I am truly sorry but I cannot apologize for being best friends with my boyfriend. I am aware that I have not spent a lot of time with you since I got back from break. I am also aware that you and others believe that this is only a phase since we have not been together that long. I also wish I could say that you are right but I can't. As I have always said to you and have mentioned before, my definition of best friend is different from everyone else's. My best friend is going to be my husband whoever he may be one day. I am best friends with my boyfriend because I really want to know him and learn about him. I want to see what it might be like if I married him. He is the one person I am excited to see everyday. He is the number one positive person in my life. He is always there for me when times are tough for me. He is truly my best friend. He understands me as well as I understand him. We are perfectly fine doing nothing as long as we are together.
As my best friend, he pushes me and challenges me in my life to try and do better than I was yesterday. He gets on to me for not working on my homework when he catches me on my phone. He is my perfect best friend because we can function as a couple without getting too ooey gooey in public. We can make fun of each other and do silly things. We like to embarrass the crap out of each other. He is my number one competition in games. No matter if we are bowling or playing Trivia Crack, I like to try and beat him. It does not always work out the way I want to but having the competition is so much fun.

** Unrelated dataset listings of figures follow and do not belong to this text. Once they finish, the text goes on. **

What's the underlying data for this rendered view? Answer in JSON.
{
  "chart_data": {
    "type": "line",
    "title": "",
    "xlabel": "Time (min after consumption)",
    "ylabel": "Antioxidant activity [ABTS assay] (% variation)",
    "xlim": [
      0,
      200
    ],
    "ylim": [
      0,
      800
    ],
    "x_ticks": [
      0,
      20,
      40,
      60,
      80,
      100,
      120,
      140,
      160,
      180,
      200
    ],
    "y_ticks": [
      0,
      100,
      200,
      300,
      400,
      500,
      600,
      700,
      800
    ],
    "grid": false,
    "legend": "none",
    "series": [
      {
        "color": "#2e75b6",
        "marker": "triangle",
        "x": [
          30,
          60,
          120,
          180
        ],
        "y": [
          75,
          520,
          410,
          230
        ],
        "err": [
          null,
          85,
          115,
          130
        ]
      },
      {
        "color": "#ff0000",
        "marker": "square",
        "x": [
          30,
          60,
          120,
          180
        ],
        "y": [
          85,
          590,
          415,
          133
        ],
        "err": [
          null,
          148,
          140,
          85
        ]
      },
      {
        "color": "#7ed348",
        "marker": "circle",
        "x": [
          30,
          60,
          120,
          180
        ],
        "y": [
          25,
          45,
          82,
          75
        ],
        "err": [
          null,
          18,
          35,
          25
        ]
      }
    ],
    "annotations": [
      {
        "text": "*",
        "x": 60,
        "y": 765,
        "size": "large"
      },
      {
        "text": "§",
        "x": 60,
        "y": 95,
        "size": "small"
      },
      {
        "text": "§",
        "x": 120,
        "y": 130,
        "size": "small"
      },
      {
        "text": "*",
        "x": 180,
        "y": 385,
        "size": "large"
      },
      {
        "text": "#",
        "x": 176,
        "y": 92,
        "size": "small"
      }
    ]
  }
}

I am not saying that you do not do any of these things for me. It is not what I am trying to say at all. It is just when it comes to the end of the day, I would rather hang out with my boyfriend where I feel completely safe and I can say whatever I want to him. I feel like I can be my true self around him and I do not always feel that way with you sometimes. Please do not take it the wrong way. You are a great friend but my best friend is my boyfriend.